ECB's Interest Rate Hike Gets Mixed Reception
July 4, 2008Faced with a jump in inflation and surging oil prices, the ECB defied increasing political opposition to a tighter monetary policy in the 15-member euro zone by raising its benchmark refinancing rate to 4.25 percent on Wednesday, July 3.
Deutsche Bank's chief European economist Thomas Mayer told Reuters news agency that the increase in borrowing costs risked pushing the economy towards a downswing while Christian Dreger from the Berlin-based Institute for Economic Research believed the economic fallout from the move would be minimal.
"The consequences for economic activity will be limited, so long as (the ECB) keeps to one or two steps," said Dreger.
Klaus Zimmermann, the president of the DIW research institute, agreed that that there would be hardly any impact felt from the ECB decision.
"The interest rate move is very small, it is rather symbolic," he told the German Sueddeutsche Zeitung newspaper. "In terms of the real economy, regarding production and employment, that is, the move will hardly have any effects.
He added that the move would not lead to a slowdown of the economy and consumers would not feel its impact. "Monetary processes are taking a long time until they find their way into the system," he said.
Thursday's decision to raise borrowing costs, according to ECB President Jean-Claude Trichet, was "to prevent broadly based second-round effects" as a result of rising inflation feeding through to a push for higher wages.
New rate doubles ECB target
At just over 4 percent, euro zone inflation now stands at double the ECB's target of "close to, but just below 2 percent" with soaring food and energy costs having sparked a global pickup in inflation.
However, the European Central Bank's decision sends a "clear signal for price stability," German Economy Minister Michael Glos said.

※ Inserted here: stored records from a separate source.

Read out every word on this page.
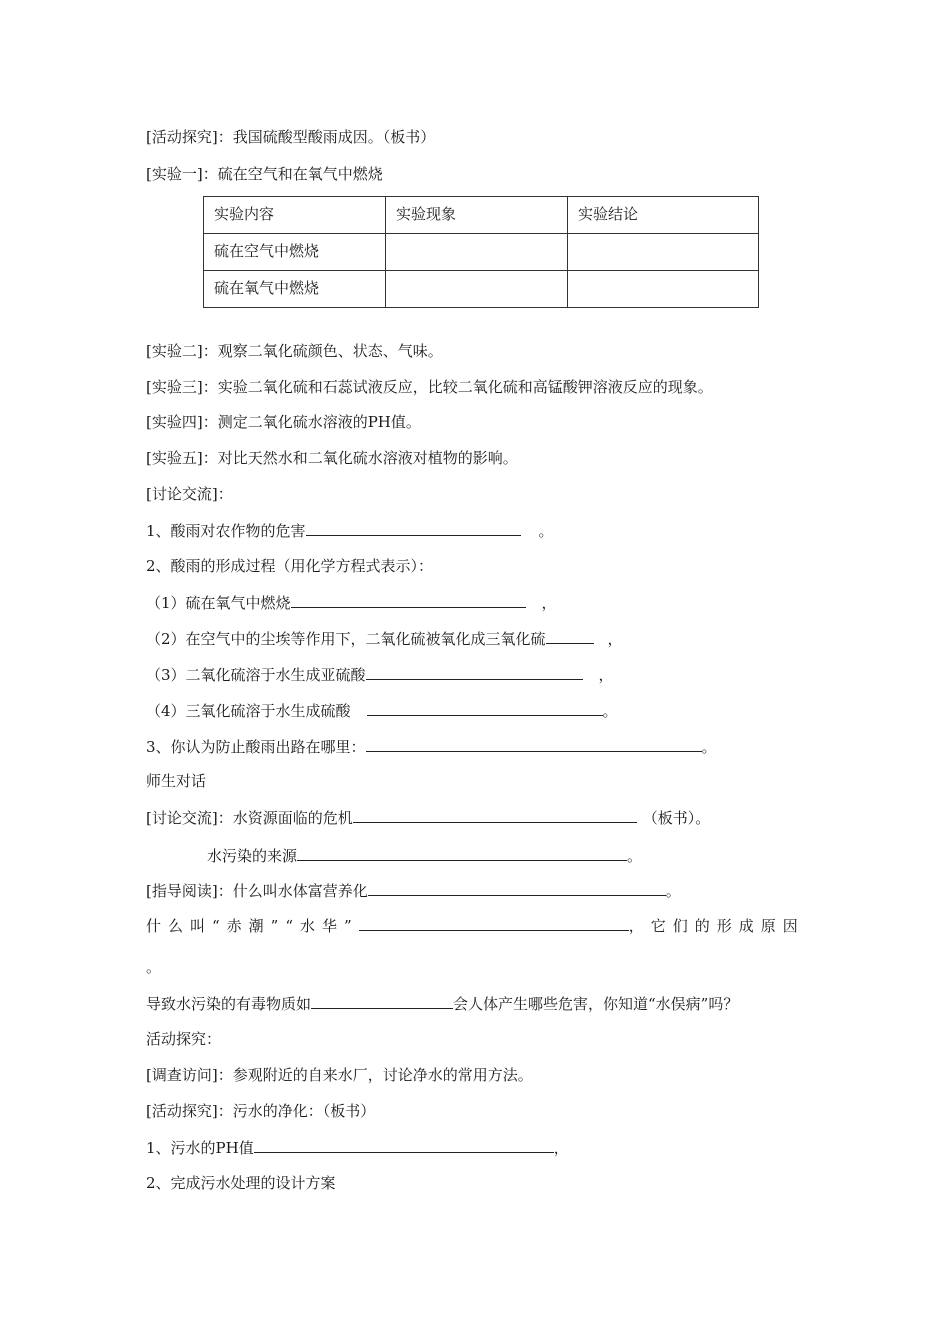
[活动探究]：我国硫酸型酸雨成因。（板书）
[实验一]：硫在空气和在氧气中燃烧
实验内容	实验现象	实验结论
硫在空气中燃烧		
硫在氧气中燃烧		
[实验二]：观察二氧化硫颜色、状态、气味。
[实验三]：实验二氧化硫和石蕊试液反应，比较二氧化硫和高锰酸钾溶液反应的现象。
[实验四]：测定二氧化硫水溶液的PH值。
[实验五]：对比天然水和二氧化硫水溶液对植物的影响。
[讨论交流]：
1、酸雨对农作物的危害	。
2、酸雨的形成过程（用化学方程式表示）：
（1）硫在氧气中燃烧	，
（2）在空气中的尘埃等作用下，二氧化硫被氧化成三氧化硫	，
（3）二氧化硫溶于水生成亚硫酸	，
（4）三氧化硫溶于水生成硫酸	。
3、你认为防止酸雨出路在哪里：	。
师生对话
[讨论交流]：水资源面临的危机	（板书）。
水污染的来源	。
[指导阅读]：什么叫水体富营养化	。
什么叫“赤潮”“水华”	，它们的形成原因
。
导致水污染的有毒物质如	会人体产生哪些危害，你知道“水俣病”吗？
活动探究：
[调查访问]：参观附近的自来水厂，讨论净水的常用方法。
[活动探究]：污水的净化：（板书）
1、污水的PH值	，
2、完成污水处理的设计方案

"Growth and jobs can only be secured in the long-term on the basis of stable prices," Glos said in a statement. "The best contribution a central bank can make toward achieving these goals is a credible monetary policy oriented toward stability," he added.

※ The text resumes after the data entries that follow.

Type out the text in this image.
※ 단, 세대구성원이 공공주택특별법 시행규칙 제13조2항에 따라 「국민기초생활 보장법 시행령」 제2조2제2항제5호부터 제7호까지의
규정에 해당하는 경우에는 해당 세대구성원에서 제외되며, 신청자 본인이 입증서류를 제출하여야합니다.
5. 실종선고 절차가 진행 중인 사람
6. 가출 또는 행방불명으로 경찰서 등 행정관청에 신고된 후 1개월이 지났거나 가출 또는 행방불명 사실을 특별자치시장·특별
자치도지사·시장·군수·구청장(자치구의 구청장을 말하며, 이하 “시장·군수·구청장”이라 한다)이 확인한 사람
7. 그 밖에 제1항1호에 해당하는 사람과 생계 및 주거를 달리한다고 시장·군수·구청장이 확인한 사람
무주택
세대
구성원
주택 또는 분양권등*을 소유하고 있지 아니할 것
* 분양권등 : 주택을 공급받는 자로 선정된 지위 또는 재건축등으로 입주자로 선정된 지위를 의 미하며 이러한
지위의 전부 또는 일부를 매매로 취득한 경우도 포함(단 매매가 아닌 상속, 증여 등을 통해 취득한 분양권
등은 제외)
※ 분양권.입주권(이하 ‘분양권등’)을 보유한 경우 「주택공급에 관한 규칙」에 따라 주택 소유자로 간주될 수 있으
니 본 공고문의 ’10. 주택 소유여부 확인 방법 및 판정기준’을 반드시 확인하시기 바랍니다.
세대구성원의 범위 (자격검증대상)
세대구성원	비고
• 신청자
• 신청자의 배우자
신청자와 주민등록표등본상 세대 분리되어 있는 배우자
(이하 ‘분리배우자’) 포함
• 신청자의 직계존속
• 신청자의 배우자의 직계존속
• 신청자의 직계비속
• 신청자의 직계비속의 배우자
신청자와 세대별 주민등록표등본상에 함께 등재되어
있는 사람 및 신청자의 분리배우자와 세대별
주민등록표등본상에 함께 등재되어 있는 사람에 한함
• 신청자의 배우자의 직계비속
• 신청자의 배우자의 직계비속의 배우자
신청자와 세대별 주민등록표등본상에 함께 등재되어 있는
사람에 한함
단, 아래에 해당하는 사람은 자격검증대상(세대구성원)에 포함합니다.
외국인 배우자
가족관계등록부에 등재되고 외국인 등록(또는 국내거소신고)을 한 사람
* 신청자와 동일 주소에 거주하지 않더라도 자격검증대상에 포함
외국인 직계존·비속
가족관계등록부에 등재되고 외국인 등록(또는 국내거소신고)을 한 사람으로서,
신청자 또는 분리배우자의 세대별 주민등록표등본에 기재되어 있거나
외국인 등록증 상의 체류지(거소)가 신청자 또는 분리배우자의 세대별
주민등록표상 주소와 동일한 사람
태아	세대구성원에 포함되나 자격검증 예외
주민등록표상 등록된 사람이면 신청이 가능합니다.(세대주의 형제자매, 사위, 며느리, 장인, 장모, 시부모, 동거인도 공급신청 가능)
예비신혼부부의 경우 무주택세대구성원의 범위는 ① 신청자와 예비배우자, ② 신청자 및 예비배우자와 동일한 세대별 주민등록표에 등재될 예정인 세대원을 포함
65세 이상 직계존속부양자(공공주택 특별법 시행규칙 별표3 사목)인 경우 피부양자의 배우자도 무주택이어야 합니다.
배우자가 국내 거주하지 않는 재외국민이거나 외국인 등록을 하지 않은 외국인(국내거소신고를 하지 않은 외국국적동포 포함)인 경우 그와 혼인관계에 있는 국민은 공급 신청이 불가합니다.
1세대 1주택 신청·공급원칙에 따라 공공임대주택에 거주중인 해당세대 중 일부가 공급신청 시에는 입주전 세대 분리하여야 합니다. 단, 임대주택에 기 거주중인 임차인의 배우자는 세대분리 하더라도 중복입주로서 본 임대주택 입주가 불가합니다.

Bert Ruerup, chairman of the German government's panel of economic advisers, said that it was questionable whether the European Central Bank made the right choice in raising rates a quarter point.
"One must ask oneself if a rate increase is the right means of tackling an inflation that above all comes from the high oil price," Ruerep said in an interview with Der Tagesspiegel daily. "Given the expected economic slowdown, I would not have taken this step," the paper quoted him as saying.
Ruerup told the paper that as long as the ECB did not begin a cycle of rate hikes it would not be a problem for economic activity.
French President Nicolas Sarkozy, Spanish Prime Minister Jose Luis Rodriguez Zapatero and German Finance Minister Peer Steinbrueck have all warned the ECB to tread carefully as it sizes up future interest rate policy.
Minimal increase no reason for concern
Angel Gurria, the head of the Organization for Economic Cooperation and Development (OECD), said he supported the decision by the ECB to raise euro zone interest rates, insisting it would not affect growth.
"The question of the (financial) crisis and economic growth does not depend on a quarter of a point," told the French television network France 24.
He said growth instead depended on decisions that national institutions and leaders are prepared to take "in difficult areas such as the budget and economic and fiscal policy."
Gurria added that he was in "total agreement" with the ECB and its president, Jean-Claude Trichet, on the rate hike.
"It's good because it is a signal to the markets but also to economic players ... to say that 'in the area of monetary policy we're still there, we're vigilant, we're not going to let inflation control the situation,'" he said.
EU's economy and workforce will suffer, say unions
Meanwhile, an umbrella group representing leading European trade unions blasted the ECB interest rate hike, calling it "dangerous" and warning that it could harm European growth.
"In short, the ECB's decision is dangerous, counterproductive and not necessary," the European Trade Union Confederation (ETUC) said in a statement. "It's the European economy and European workers that risk paying the price for this."
"The ECB should realize we are no longer living in the seventies. Inflationary wage price spirals are a thing of the past," said ETUC deputy general secretary Reiner Hoffmann.